Burdened with a heavy chainsaw spouting a diaphanous trail of smoke, LF pursues Sally stodgily but doggedly in a roundelay of choreographed movement racing through the reeds and branches of the path between the 2 houses. It’s beautiful, fairy-tale and dream imagery. Sally runs into perspective where the scale is really odd and Leatherface appears even larger in the foreground. She seems to disappear through a small hole in the branches as if jumping into the rabbit hole. The scenes are lit solely by head-,moon-, flash- and other fairy lights.
In TCM’s spaces there seems to be no outside world. While not entirely anarchistic (there seems to be some methods to the madness) there is no intrusion nor invocation of the Law (except once when Sally fruitlessly tries to threaten, plead and finally makes a sexual appeal for which she is comically mocked). The slaughterhouse family appears to be the only residents of the place and they do their own thing--killing everyone who comes through the area and stops by the screen door, Welcome!! (Hitchhiker sometimes sneaks out of their environment to make those graveyard cadaver sculptures.)
See Sally run! Run Sally, Run!
Towards the end of the film Sally is fighting for her life—she’s surviving wildly, instinctually and desperately, throwing herself though the windows which like the screen door that each victim approaches, acts as layers between narrative, real, and dream spaces. Each time Sally busts through a window she lands in another space. They are the same spaces we’ve seen previously but as in a dream—they are familiar but appear and/or feel changed.

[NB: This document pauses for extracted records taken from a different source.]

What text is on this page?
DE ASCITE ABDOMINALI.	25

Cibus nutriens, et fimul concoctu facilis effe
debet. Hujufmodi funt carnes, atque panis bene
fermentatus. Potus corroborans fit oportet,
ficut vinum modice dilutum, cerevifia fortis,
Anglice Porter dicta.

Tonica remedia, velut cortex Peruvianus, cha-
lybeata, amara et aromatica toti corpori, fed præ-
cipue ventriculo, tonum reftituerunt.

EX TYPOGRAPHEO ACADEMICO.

So, when the characters attempt to pursue Sally beyond the narrative space of the crazy house into the outside world, they are foiled. In her second leap she crosses the space between night and daylight, inside and outside. There is suddenly the imposition of the outside world with the driver and truck. Hitchhiker gets run down by the vehicle and when the driver sees Leatherface coming and he doesn’t ask any questions he just runs too!
In this disordered world when Sally goes through the glass the second time she is really running out of the tale—as in a lucid dream. Sally escapes from the movie in the pickup truck as Leatherface, free (?) on the border of the outside world (is there a world outside for Leatherface?), in his Fred Astaire shirt and tie and with his curly hair wig, dances around with his chainsaw. Leatherface dances because he can’t follow Sally any further just as (curly-haired) Franklin, trapped in his wheelchair, couldn’t follow her into their childhood home. I found Sally’s triumphant escape combined with Leatherface’s dance wonderful and invigorating, a fairy tale ending.


Or maybe, it’s really a sort of musical…
The End?

While I appreciate the reading of The Texas Chainsaw Massacre as a metaphor for apocalypse (and there are so many apocalyptic strains—especially the sinister and violent radio reports that run throughout) the film doesn’t strike me as soley dark and hopeless.
The lesson of the film, for me, is this:
If you see someone running after you with a chainsaw, run and run and run until you get away. Persevere and hopefully, you’ll survive!